Накинув черные одежды, жрецы повалились на колени перед изображением своего жестокого бога и, расцарапав лица ногтями, негромко запели какой-то гимн.
— Кстати, знаете, чем сейчас занимаются наши соседи, жрецы Тлалока? — после окончания гимна негромко поинтересовался жрец. Двое других отрицательно качнули головами.
— Пьянством, вот чем! — усмехнулся Тлакетль. — Не боятся ни Тлалока, ни главного жреца. Им кто-то принес несколько кувшинов октли, и знаете, где они его спрятали на всякий случай? Ни за что не догадаетесь — вылили в священный сосуд для жертвенных сердец!

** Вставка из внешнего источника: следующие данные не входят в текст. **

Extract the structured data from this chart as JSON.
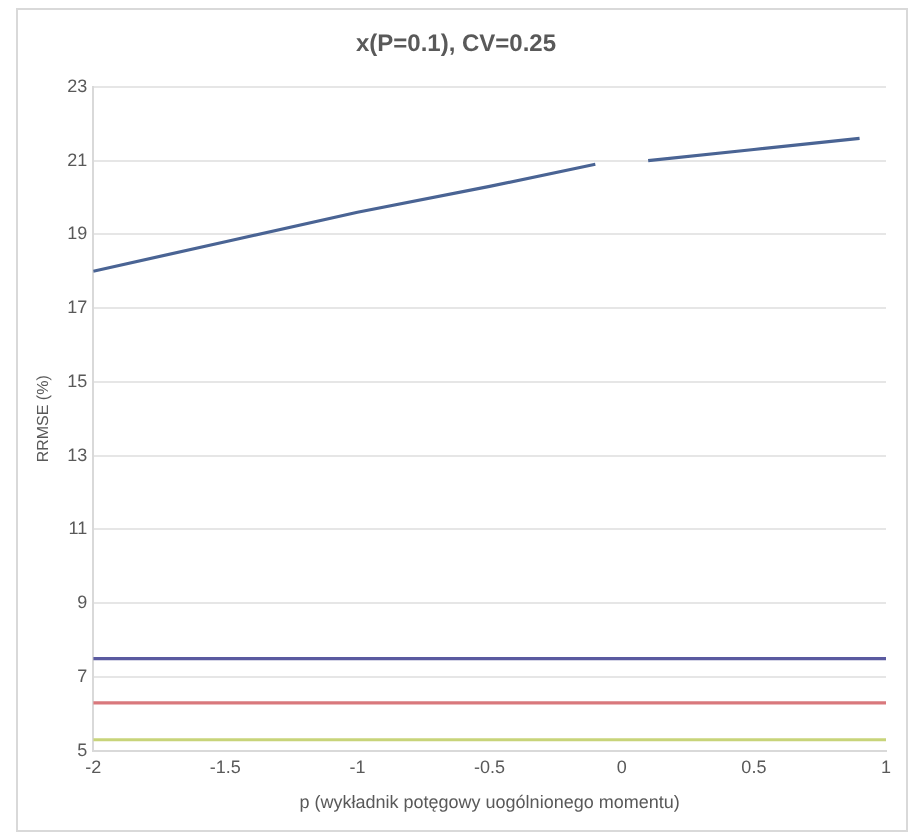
{
  "chart_data": {
    "type": "line",
    "title": "x(P=0.1), CV=0.25",
    "xlabel": "p (wykładnik potęgowy uogólnionego momentu)",
    "ylabel": "RRMSE (%)",
    "xlim": [
      -2,
      1
    ],
    "xticks": [
      -2,
      -1.5,
      -1,
      -0.5,
      0,
      0.5,
      1
    ],
    "ylim": [
      5,
      23
    ],
    "yticks": [
      5,
      7,
      9,
      11,
      13,
      15,
      17,
      19,
      21,
      23
    ],
    "grid": "y",
    "legend": false,
    "marker": "none",
    "line_style": "solid",
    "series": [
      {
        "color": "#4a6494",
        "x": [
          -2,
          -1.5,
          -1,
          -0.5,
          -0.1,
          0,
          0.1,
          0.5,
          0.9
        ],
        "values": [
          18.0,
          18.8,
          19.6,
          20.3,
          20.9,
          null,
          21.0,
          21.3,
          21.6
        ]
      },
      {
        "color": "#5a5aa0",
        "x": [
          -2,
          1
        ],
        "values": [
          7.5,
          7.5
        ]
      },
      {
        "color": "#d9787c",
        "x": [
          -2,
          1
        ],
        "values": [
          6.3,
          6.3
        ]
      },
      {
        "color": "#c8d47a",
        "x": [
          -2,
          1
        ],
        "values": [
          5.3,
          5.3
        ]
      }
    ]
  }
}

— О, святотатцы… Впрочем, наверное, в такой праздник — можно. Интересно, кто этот добрый человек, что принес тлалокцам октли?
— И я так думаю, что можно, — кивнул Тлакетль. — Все-таки — день цветов. Только, вряд ли так считают старшие жрецы. — Он усмехнулся и пояснил, что «те недоумки», жрецы Тлалока, уже никак не могут допить откли до дна и не знают, что делать. Вылить — опасно, пахнуть будет на всю теокалли.
— Вылить? Вот койоты! — Тшалак грязно выругался. — Это ж надо додуматься.
— И вылили бы, коли б я к ним не зашел. — Тлакетль горделиво выпятил грудь. — Обещал, что поможем. Ведь поможем, ребята, а?
— Запросто! — враз оживились молодые жрецы. — Сколько у них там не выпито? Щас!
— Ну, пошли тогда. — Тлакетль потер руки. — А то пока собираемся — и в самом деле выльют, с этих койотов станется!
— А…
— Да никто сюда раньше ночи не придет… А если и будут искать, скажем — за жертвенными ножами ходили, старые-то все искрошились.
— Точно — искрошились! — Схватив тяжелый обсидиановый нож, Тшалак с размаху хрястнул его об пол, так, что во все стороны полетели осколки. — Это ты хорошо придумал, Тлакетль! — одобрительно заявил он. — Я всегда знал, что голова у тебя варит.
Польщенный Тлакетль усмехнулся. Побросав ножи, молодые жрецы вышли из храма и, пройдя несколько шагов, оказались у входа в бело-голубой храм Тлалока, где их уже ждали веселые от выпитого коллеги. В храме Тлалока, как и в храме Уицилапочтли, как и во всех других храмах, тяжело пахло кровью. Они вовсе не были жестоки, эти молодые парни — жрецы, просто это была их жизнь, и другой они не знали. Стоя у восточного входа в бело-голубой храм Тлалока, за пьянством жрецов одобрительно наблюдала фигура в черном плаще из перьев. Такой же капюшон был надвинут на самые глаза, впрочем, половину лица незнакомца и так закрывала золотая маска ягуара.
Вот уж не знали младшие жрецы, что в то самое время, как они вожделенно нагнулись к жертвенному сосуду с октли, на первую из ста четырнадцати ступеней теокалли опустилась нога главного жреца Асотля. Вслед за главным жрецом на пирамиду поднималась целая процессия: помощник, похожий на общипанную ворону Таштетль, пара воинов-«ягуаров» и старый знакомец-шпион Тускат в сопровождении двух бледнолицых — кряжистого густобородого мужика со звероватым взглядом и молодого кругломордого парня.
— Ой, страшно мне чего-то, дядька Матоня! — поднимаясь, стонал кругломордый. — И чего они нас на эту громадину тянут?
— Молчи, глупой, — угрожающе шептал Матоня. — Если б убить хотели — давно б убили. Нужны мы им зачем-то.
— Нужны, нужны, — обернувшись, ободряюще кивнул Тускат. — Просто главный жрец Асотль желает беседовать с вами в более спокойной обстановке.
Сто потов сошло с Матони и Олельки Гнуса, пока поднялись на вершину, а жрецы и Тускат ничего, даже не запыхались ничуть, видно частенько тут поднимались, проклятые.
На плоской вершине теокалли стояли два храма, жрецы свернули к левому, красному, с белыми черепами и входом в виде раскрытой пасти змеи.